SACRAMENTO — Assemblyman Tom Lackey, whose 36th District includes portions of the Santa Clarita Valley, recently introduced a bill to close a state loophole that allows vehicle break-ins to go unpunished. AB 395 would make forcibly entering a vehicle with the intent to commit theft a crime punishable by imprisonment.
According to the Automobile Club of Southern California, vehicle burglaries or “smash-and-grabs” have increased since more drivers are not using or checking their vehicles for longer periods of time due to the pandemic. The latest statistics from the California Department of Justice’s dataset show that vehicle burglaries have been on the rise.
“It takes merely seconds to break into a vehicle and steal valuable items, but its effect on the victim lasts much longer,” Lackey, R-Palmdale, said. “This bill signifies that Californians have had enough with letting offenders walk away without punishment, and it is time for the state to hold offenders accountable for the distress they cause for victims.”
Existing law requires proof beyond a reasonable doubt that the vehicle’s doors were locked for the crime to be considered felony burglary. Even with evidence of forced entry (e.g., smashed window), the vehicle’s owner still has to prove in court that their vehicle was locked. This process becomes burdensome for victims who have their vehicles broken into while visiting other cities.

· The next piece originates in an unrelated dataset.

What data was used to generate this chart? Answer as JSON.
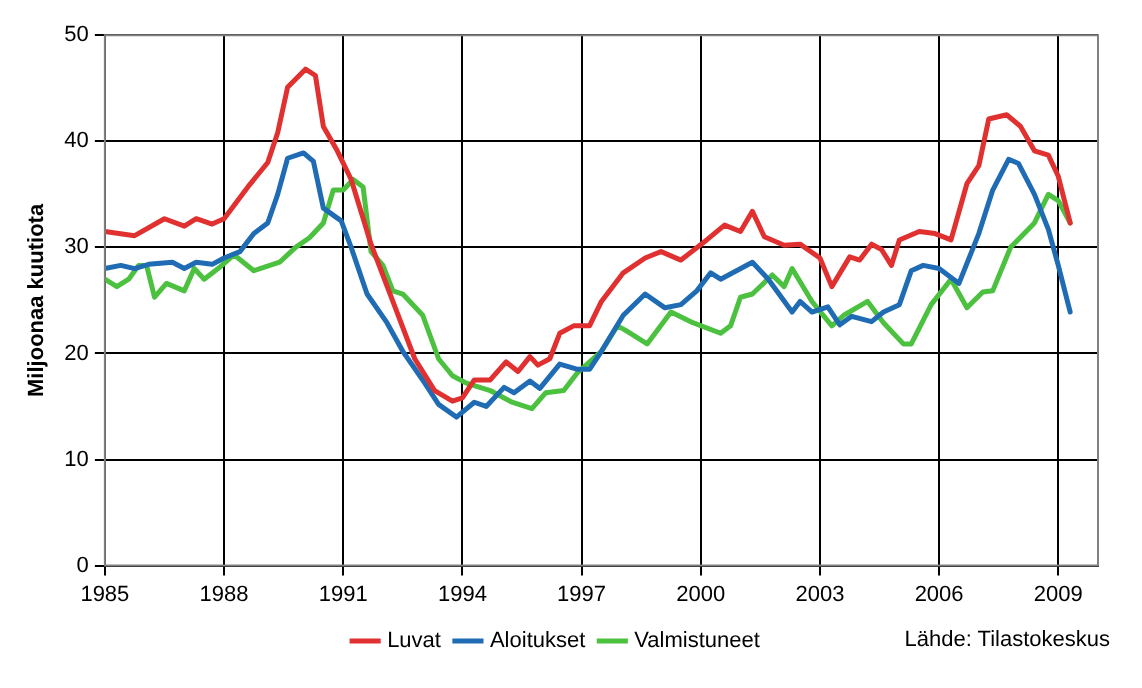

AB 395 is similar to AB 1921 (2020), which did not receive a hearing last year due to pandemic related circumstances. AB 395 is pending referral to a policy committee where it is expected to be heard in the Assembly Committee on Public Safety.
Assemblyman Lackey proudly represents the 36th Assembly District, which contains portions of Kern, San Bernardino, and Los Angeles counties, including the communities of Lancaster, Palmdale, Santa Clarita, Quartz Hill, Acton, Boron, Littlerock, Pearblossom, Mojave, Rosamond, California City, Phelan, and Piñon Hills.